MENJAWAB KEJAHATAN WAHHABI MENUKIL KITAB.
Kitab I’anatuth Thalibin (إعانة الطالبين) kitab Fiqh karangan al 'Allamah Asy syekh imam Abi Bakr Ibnu as Sayyid Muhammad Syatha Ad Dimyatiy Asy Syafi’i, yg merupakan syarah dari kitab Fathul Mu’in, Kitab ini sangat masyhur dikalangan masyarakat Indonesia,malaysia dan juga salah satu kitab yg menjadi rujukan pengikut mazhab Syafi’iyyah dalam ilmu Fiqh diseluruh dunia. Namun ada sebagain kecil kalangan yg tidak bermazhab Syafi’i (anti Mazhab), mengaku pengikut "SALAF" (entah salaf yg mana??) memotong isi kitab ini untuk mengharamkan Tahlilan yg merupakan amalan sudah masyhur dikalangan pengikut mazhab Syafi’i.
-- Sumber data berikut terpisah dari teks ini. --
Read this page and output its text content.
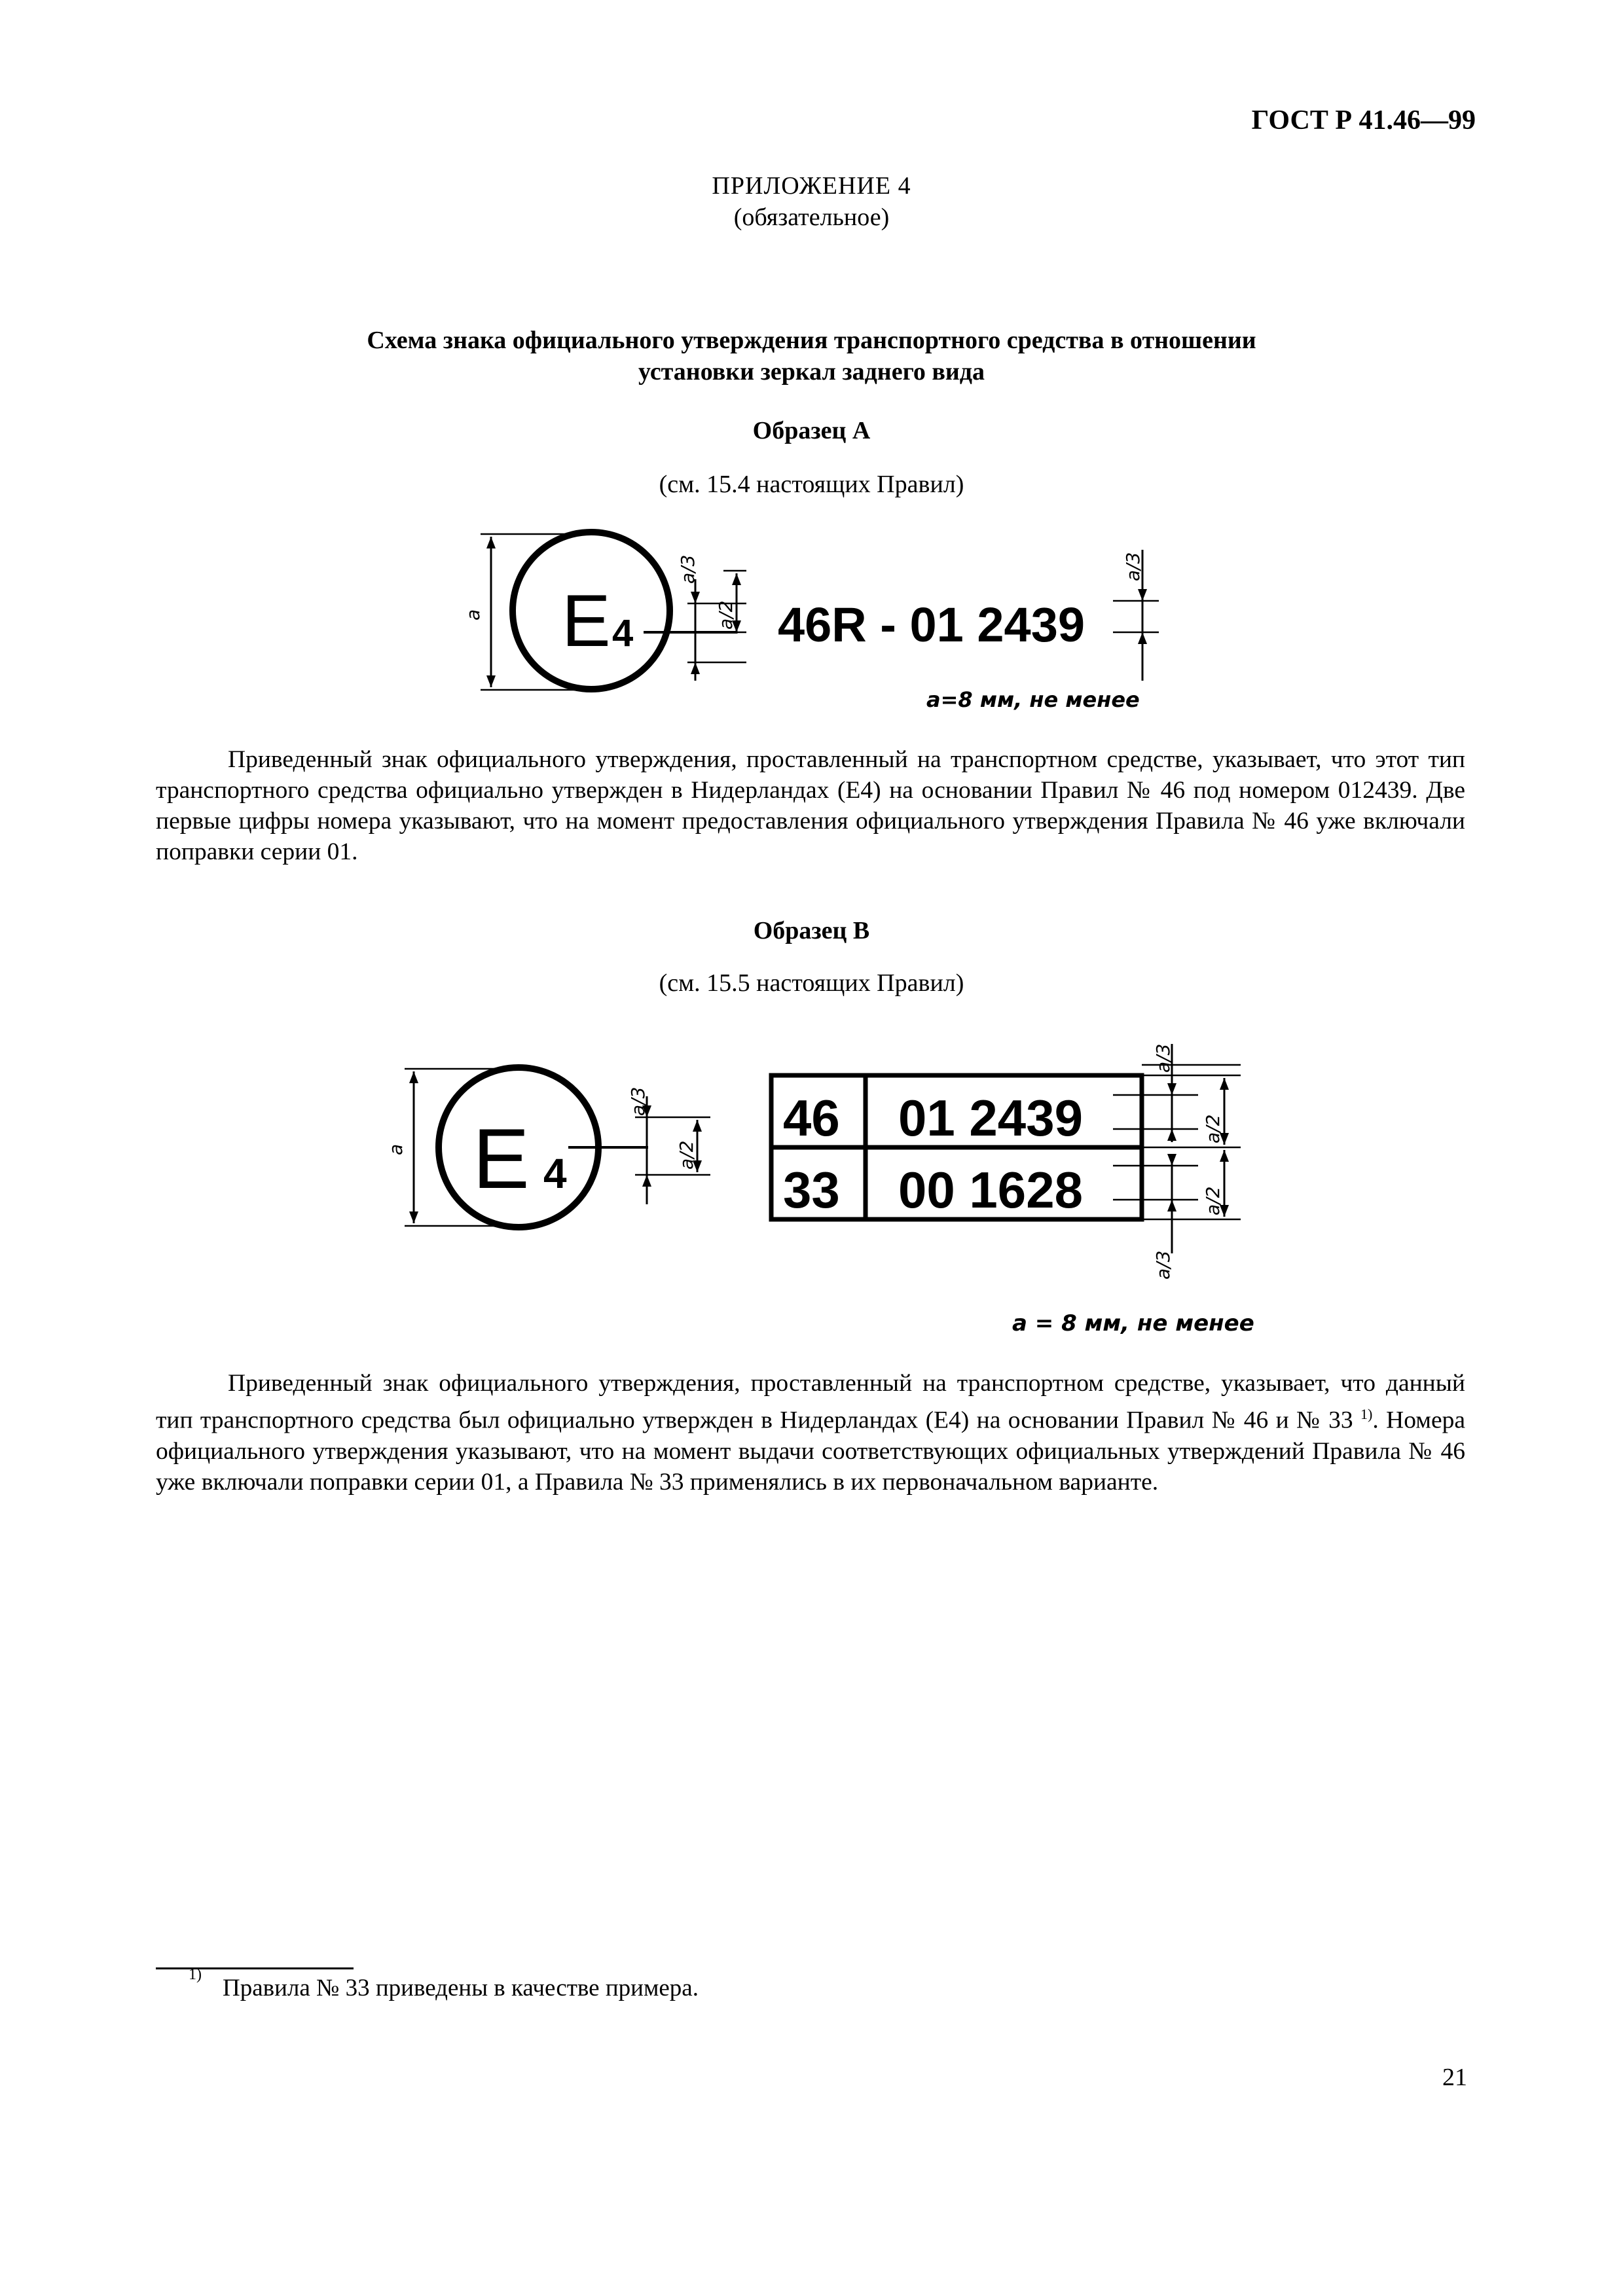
ГОСТ Р 41.46—99
ПРИЛОЖЕНИЕ 4
(обязательное)
Схема знака официального утверждения транспортного средства в отношении
установки зеркал заднего вида
Образец A
(см. 15.4 настоящих Правил)
E 4	46R - 01 2439
a
a/3
a/2
a/3
a=8 мм, не менее
Приведенный знак официального утверждения, проставленный на транспортном средстве, указывает, что этот тип транспортного средства официально утвержден в Нидерландах (E4) на основании Правил № 46 под номером 012439. Две первые цифры номера указывают, что на момент предоставления официального утверждения Правила № 46 уже включали поправки серии 01.
Образец B
(см. 15.5 настоящих Правил)
E 4
46 01 2439
33 00 1628
a
a/3
a/2
a/3
a/2
a/2
a/3
a = 8 мм, не менее
Приведенный знак официального утверждения, проставленный на транспортном средстве, указывает, что данный тип транспортного средства был официально утвержден в Нидерландах (E4) на основании Правил № 46 и № 33 $^{1)}$. Номера официального утверждения указывают, что на момент выдачи соответствующих официальных утверждений Правила № 46 уже включали поправки серии 01, а Правила № 33 применялись в их первоначальном варианте.
1) Правила № 33 приведены в качестве примера.
21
Bukannya berdakwah secara benar namun yg mereka lakukan, malah menunjukkan kedengkian hati mereka dan ketidak jujuran mereka dalam menukil perkataan ulama. dari nukilan tidak jujur.
Setidak-tidaknya ada 5 (dua dulu yg kita bahas) pernyataan yg di temukan, yg mereka seleweng dari kitab I’anah at Thalibin secara tidak jujur & memelintir maksud dari pernyataan tersebut untuk mengharamkan Tahlilan.
Ini banyak dicantumkan di SITUS² blog link mereka dan dikutip oleh sesama mereka secara serampangan pula.
Berikut dua hal yg mereka nukil secara tidak jujur.
1. Teks arabnya :
(نعم ما يفعله الناس من الاجتماع عند أهل الميت وصنع الطعام, من البدع المنكرة التي يثاب على منعها والي الامر).
“Ya, apa yg dilakukan manusia, yakni berkumpul di rumah keluarga si mayit, dan dihidangkan makanan, merupakan bid’ah munkarah, yg akan diberi pahala bagi orang yg mencegahnya, dengannya Allah akan kukuhlah kaidah² agama, dan dengannya dapat mendukung Islam dan muslimin” (I’anatuth Thalibin, 2, 165)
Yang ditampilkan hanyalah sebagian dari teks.